Covariance and Correlation Matrices
The covariance matrix describes the relationships between multiple variables:
\[ \Sigma = \begin{bmatrix} \text{Var}(X_1) & \text{Cov}(X_1, X_2) & \dots & \text{Cov}(X_1, X_n) \\ \text{Cov}(X_2, X_1) & \text{Var}(X_2) & \dots & \text{Cov}(X_2, X_n) \\ \vdots & \vdots & \ddots & \vdots \\ \text{Cov}(X_n, X_1) & \text{Cov}(X_n, X_2) & \dots & \text{Var}(X_n) \end{bmatrix} \]The correlation matrix standardizes the relationships:
\[ R = \begin{bmatrix} 1 & \rho_{12} & \dots & \rho_{1n} \\ \rho_{21} & 1 & \dots & \rho_{2n} \\ \vdots & \vdots & \ddots & \vdots \\ \rho_{n1} & \rho_{n2} & \dots & 1 \end{bmatrix} \]Multivariate Probability Distributions
Multivariate probability distributions describe joint behavior of multiple variables.
- Joint Probability Function: \( P(X_1, X_2, \dots, X_n) \).
- Marginal Distributions: Individual distributions obtained by summing/integrating over other variables.
- Conditional Distributions: Probability of one variable given values of others.
Multivariate Normal Distribution
The multivariate normal distribution is an extension of the normal distribution to multiple variables:
\[ f(\mathbf{x}) = \frac{1}{(2\pi)^{n/2} |\Sigma|^{1/2}} \exp \left( -\frac{1}{2} (\mathbf{x} - \boldsymbol{\mu})^T \Sigma^{-1} (\mathbf{x} - \boldsymbol{\mu}) \right) \]where:
- \( \boldsymbol{\mu} \) = mean vector
- \( \Sigma \) = covariance matrix
- \( \mathbf{x} \) = multivariate variable
Derivation
The multivariate normal distribution generalizes the univariate normal:
\[ P(X) = \frac{1}{\sqrt{2\pi\sigma^2}} e^{-\frac{(X - \mu)^2}{2\sigma^2}} \]Extending this to \( n \) dimensions leads to the matrix form:
\[ f(\mathbf{x}) = \frac{1}{(2\pi)^{n/2} |\Sigma|^{1/2}} \exp \left( -\frac{1}{2} (\mathbf{x} - \boldsymbol{\mu})^T \Sigma^{-1} (\mathbf{x} - \boldsymbol{\mu}) \right) \]Principal Component Analysis (PCA)
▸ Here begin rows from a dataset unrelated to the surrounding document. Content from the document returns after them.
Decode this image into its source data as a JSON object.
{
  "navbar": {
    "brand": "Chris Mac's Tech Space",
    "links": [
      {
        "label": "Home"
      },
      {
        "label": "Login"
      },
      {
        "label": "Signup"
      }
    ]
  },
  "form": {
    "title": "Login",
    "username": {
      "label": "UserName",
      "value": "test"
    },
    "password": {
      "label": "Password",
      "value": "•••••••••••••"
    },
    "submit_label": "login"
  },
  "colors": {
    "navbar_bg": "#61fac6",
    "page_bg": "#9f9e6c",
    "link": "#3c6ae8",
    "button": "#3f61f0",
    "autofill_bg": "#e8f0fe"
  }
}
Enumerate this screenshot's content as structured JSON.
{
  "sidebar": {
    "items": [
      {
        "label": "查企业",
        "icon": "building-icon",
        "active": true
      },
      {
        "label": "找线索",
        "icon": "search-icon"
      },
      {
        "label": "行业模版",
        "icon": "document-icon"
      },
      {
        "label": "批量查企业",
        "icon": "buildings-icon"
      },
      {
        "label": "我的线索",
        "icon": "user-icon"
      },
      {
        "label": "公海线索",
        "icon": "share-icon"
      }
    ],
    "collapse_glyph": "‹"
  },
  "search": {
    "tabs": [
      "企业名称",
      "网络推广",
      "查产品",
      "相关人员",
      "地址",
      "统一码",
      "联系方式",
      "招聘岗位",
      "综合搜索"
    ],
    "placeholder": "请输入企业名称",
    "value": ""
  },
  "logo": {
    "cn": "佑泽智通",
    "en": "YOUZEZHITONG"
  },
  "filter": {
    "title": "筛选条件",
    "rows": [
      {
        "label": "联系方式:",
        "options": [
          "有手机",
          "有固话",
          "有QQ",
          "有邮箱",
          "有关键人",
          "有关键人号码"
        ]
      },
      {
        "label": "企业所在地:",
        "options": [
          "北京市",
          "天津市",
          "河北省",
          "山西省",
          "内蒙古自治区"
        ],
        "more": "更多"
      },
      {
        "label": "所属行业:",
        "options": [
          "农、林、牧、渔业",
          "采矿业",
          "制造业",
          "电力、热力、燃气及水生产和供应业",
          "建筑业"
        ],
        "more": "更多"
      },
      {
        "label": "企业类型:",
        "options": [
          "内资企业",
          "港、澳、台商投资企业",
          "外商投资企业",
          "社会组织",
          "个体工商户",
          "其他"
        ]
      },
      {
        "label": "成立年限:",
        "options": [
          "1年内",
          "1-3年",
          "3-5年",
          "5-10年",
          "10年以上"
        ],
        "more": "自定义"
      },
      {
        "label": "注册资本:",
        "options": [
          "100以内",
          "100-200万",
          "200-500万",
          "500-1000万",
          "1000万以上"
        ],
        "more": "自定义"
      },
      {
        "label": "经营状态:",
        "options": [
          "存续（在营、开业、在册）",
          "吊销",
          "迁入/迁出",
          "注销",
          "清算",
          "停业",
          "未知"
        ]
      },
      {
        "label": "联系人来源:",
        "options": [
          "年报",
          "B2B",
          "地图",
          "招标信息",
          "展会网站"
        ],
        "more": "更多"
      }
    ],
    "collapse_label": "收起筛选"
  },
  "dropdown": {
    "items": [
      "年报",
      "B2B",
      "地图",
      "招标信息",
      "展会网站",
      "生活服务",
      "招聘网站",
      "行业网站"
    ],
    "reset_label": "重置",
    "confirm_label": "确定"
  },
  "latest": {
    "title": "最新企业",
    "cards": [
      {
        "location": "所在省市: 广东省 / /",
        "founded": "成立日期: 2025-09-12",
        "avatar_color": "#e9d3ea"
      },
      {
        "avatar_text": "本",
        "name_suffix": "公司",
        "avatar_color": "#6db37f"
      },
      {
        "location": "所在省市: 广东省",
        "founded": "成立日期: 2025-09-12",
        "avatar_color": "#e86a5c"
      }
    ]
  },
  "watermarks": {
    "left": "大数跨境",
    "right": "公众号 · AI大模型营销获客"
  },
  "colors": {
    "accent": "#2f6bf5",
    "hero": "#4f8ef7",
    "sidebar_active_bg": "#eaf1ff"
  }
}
PCA is a technique for reducing dimensionality while preserving variance.
- Step 1: Compute the covariance matrix.
- Step 2: Find eigenvalues and eigenvectors.
- Step 3: Select top \( k \) principal components.
- Step 4: Transform data to new coordinate system.
Examples
Example 1: Compute the covariance matrix for the dataset:
X | Y | Z |
---|---|---|
2 | 4 | 3 |
3 | 5 | 4 |
4 | 6 | 5 |
Exercises
- Question 1: Compute the correlation matrix for the dataset:
- \( (2,3), (3,4), (5,6) \).
- Question 2: Find the first principal component of:
- \( X_1 = (1,2,3), X_2 = (4,5,6) \).
- Question 3: Compute the eigenvalues of the covariance matrix:
- Answer 1: The correlation matrix is:
- \( \begin{bmatrix}1 & 0.9 \\ 0.9 & 1\end{bmatrix} \).
- Answer 2: First principal component: \( (0.71, 0.71) \).
- Answer 3: Eigenvalues: \( \lambda_1 = 2.5, \lambda_2 = 0.5 \).